Global core bonds are treading water today as the sluggish US-Sino trade negotiations put investors in wait-and-see modus. Global core bonds started the week with a cautious downward trend, unable to profit from a lower equity opening in across Europe. As equity markets continued to slide, core bonds regained some ground. The Bundesbank said that Germany’s rebound at the start of the year was largely due to one-off factors and added that the underlying trend remains weak. German Bunds jumped higher and undid part of its intraday losses. The German yield curve is steepening with yield changes vary between -0.2 bps (2-yr) and +0.7 bps (30-yr). US Treasuries behaved similarly and erased early losses throughout the day. The US April Chicago National Activity printed below expectations but had little impact, as was the case for comments by Atlanta Fed chief Bostic. The rather dovish policy maker doesn’t foresee a Fed rate cut this year. The US yield curve is mixed with modest changes in the range of -1.5 bps(30-yr) to +0.1 bp (2-yr). Italian Deputy PM Salvini repeated that tax cuts should be initially financed with higher deficits and vowed to change EU Tax rules to push through his promise of a 15% flat tax for everyone. The Italian spread over the German 10-year yield widened (+ 3 bps). Other peripheral spreads remain stable.
The escalation in the US China trade war is causing substantial losses on most equity markets. Investors fear more retaliation after US companies suspended (some of) their supply to Chinese tech giant Huawei. However, for now, the risk-off repositioning mainly concerns equites. Moves in core bonds and in the major FX cross rates are modest. The yen outperforms, but its gain is modest and orderly. USD/JPY returned below the 110 handle and trades currently in the 109.80 area. Last week’s USD rebound against the euro also halted. US/German interest rate differentials are showing no clear directional trend. EUR/USD is regaining a few ticks and trades in the 1.1165 area. The relative calm on the FX markets is at least a bit remarkable. Markets apparently are pondering where the damage of a further escalation in the trade war might be the worst. The Swiss franc is gaining a few ticks (EUR/CHF dropped again below 1.13). The Norwegian and Swedish krona are again in the defensive. Central European currencies (CZK, Forint and zloty) for now are little affected.
Recent Brexit-driven decline of sterling slowed, at least temporary.

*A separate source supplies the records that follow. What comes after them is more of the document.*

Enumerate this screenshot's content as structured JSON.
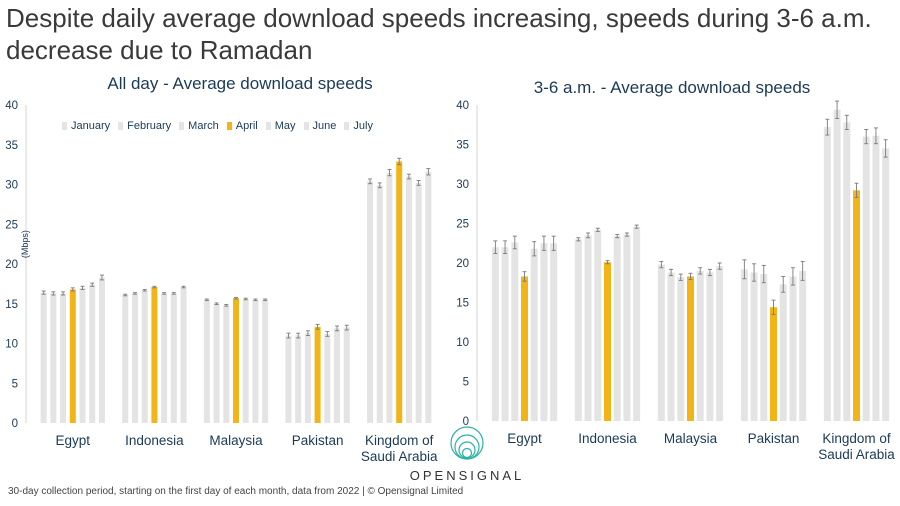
{
  "headline": "Despite daily average download speeds increasing, speeds during 3-6 a.m. decrease due to Ramadan",
  "footnote": "30-day collection period, starting on the first day of each month, data from 2022 | © Opensignal Limited",
  "logo": {
    "text": "OPENSIGNAL",
    "icon": "concentric-circles-icon"
  },
  "colors": {
    "other_months": "#e4e4e4",
    "highlight": "#f2b416",
    "axis_text": "#1b3a57",
    "error_bar": "#7a7a7a"
  },
  "legend": [
    {
      "label": "January",
      "color": "#e4e4e4"
    },
    {
      "label": "February",
      "color": "#e4e4e4"
    },
    {
      "label": "March",
      "color": "#e4e4e4"
    },
    {
      "label": "April",
      "color": "#f2b416"
    },
    {
      "label": "May",
      "color": "#e4e4e4"
    },
    {
      "label": "June",
      "color": "#e4e4e4"
    },
    {
      "label": "July",
      "color": "#e4e4e4"
    }
  ],
  "chart_data": [
    {
      "type": "bar",
      "title": "All day - Average download speeds",
      "ylabel": "(Mbps)",
      "ylim": [
        0,
        40
      ],
      "yticks": [
        0,
        5,
        10,
        15,
        20,
        25,
        30,
        35,
        40
      ],
      "grid": false,
      "legend_position": "top-left",
      "highlight_series": "April",
      "categories": [
        "Egypt",
        "Indonesia",
        "Malaysia",
        "Pakistan",
        "Kingdom of\nSaudi Arabia"
      ],
      "series": [
        {
          "name": "January",
          "values": [
            16.4,
            16.1,
            15.5,
            11.0,
            30.4
          ]
        },
        {
          "name": "February",
          "values": [
            16.3,
            16.3,
            15.0,
            11.0,
            29.9
          ]
        },
        {
          "name": "March",
          "values": [
            16.3,
            16.7,
            14.8,
            11.3,
            31.5
          ]
        },
        {
          "name": "April",
          "values": [
            16.8,
            17.1,
            15.7,
            12.1,
            32.9
          ]
        },
        {
          "name": "May",
          "values": [
            17.0,
            16.3,
            15.6,
            11.2,
            31.0
          ]
        },
        {
          "name": "June",
          "values": [
            17.4,
            16.3,
            15.5,
            11.9,
            30.2
          ]
        },
        {
          "name": "July",
          "values": [
            18.3,
            17.1,
            15.5,
            12.0,
            31.6
          ]
        }
      ],
      "errors": [
        [
          0.2,
          0.1,
          0.1,
          0.3,
          0.3
        ],
        [
          0.2,
          0.1,
          0.1,
          0.3,
          0.3
        ],
        [
          0.2,
          0.1,
          0.1,
          0.3,
          0.4
        ],
        [
          0.2,
          0.1,
          0.1,
          0.3,
          0.4
        ],
        [
          0.2,
          0.1,
          0.1,
          0.3,
          0.3
        ],
        [
          0.2,
          0.1,
          0.1,
          0.3,
          0.3
        ],
        [
          0.3,
          0.1,
          0.1,
          0.3,
          0.4
        ]
      ]
    },
    {
      "type": "bar",
      "title": "3-6 a.m. - Average download speeds",
      "ylabel": "",
      "ylim": [
        0,
        40
      ],
      "yticks": [
        0,
        5,
        10,
        15,
        20,
        25,
        30,
        35,
        40
      ],
      "grid": false,
      "highlight_series": "April",
      "categories": [
        "Egypt",
        "Indonesia",
        "Malaysia",
        "Pakistan",
        "Kingdom of\nSaudi Arabia"
      ],
      "series": [
        {
          "name": "January",
          "values": [
            22.0,
            23.0,
            19.8,
            19.2,
            37.2
          ]
        },
        {
          "name": "February",
          "values": [
            22.0,
            23.5,
            18.8,
            18.8,
            39.4
          ]
        },
        {
          "name": "March",
          "values": [
            22.6,
            24.2,
            18.2,
            18.6,
            37.8
          ]
        },
        {
          "name": "April",
          "values": [
            18.3,
            20.1,
            18.3,
            14.4,
            29.2
          ]
        },
        {
          "name": "May",
          "values": [
            21.8,
            23.4,
            19.0,
            17.3,
            36.0
          ]
        },
        {
          "name": "June",
          "values": [
            22.5,
            23.6,
            18.8,
            18.3,
            36.1
          ]
        },
        {
          "name": "July",
          "values": [
            22.5,
            24.6,
            19.6,
            19.0,
            34.5
          ]
        }
      ],
      "errors": [
        [
          0.8,
          0.2,
          0.4,
          1.2,
          1.0
        ],
        [
          0.8,
          0.3,
          0.4,
          1.1,
          1.1
        ],
        [
          0.8,
          0.2,
          0.4,
          1.1,
          0.9
        ],
        [
          0.6,
          0.2,
          0.4,
          0.9,
          0.9
        ],
        [
          0.9,
          0.2,
          0.4,
          1.0,
          0.9
        ],
        [
          0.9,
          0.2,
          0.4,
          1.1,
          1.0
        ],
        [
          0.9,
          0.2,
          0.4,
          1.2,
          1.1
        ]
      ]
    }
  ]
}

Political uncertainty on the fate of the Brexit deal and on the replacement of Theresa May remains as high as it has ever been. Still, sterling investors are awaiting next steps in the process. Sterling is holding near recent lows against the euro and the dollar; EUR/GBP is trading in the 0.8760 area. Cable rebounded temporary on USD weakens intraday, but is again trading in the 1.2730 area.
Belgian consumer confidence rose from -7 to -5 in May, the strongest outcome since December 2018. Details are showing an increase in the outlook for the Belgian economy (-9 from -13), a decline in concerns about unemployment (7 from 12), expectations of personal financial situation (-2 from -1) and expectations of saving capacity (-4 from -1).
The German Bundesbank fears that events supporting growth after the turn of the year will lapse or even reverse. Those factors include fiscal measures that boosted private consumption, a revival in car sales and mild winter weather. Downturn forces continue to be prevalent in industry and may even intensify somewhat. A gradual rebound in activity is only expected in H2 2019 alongside a global recovery.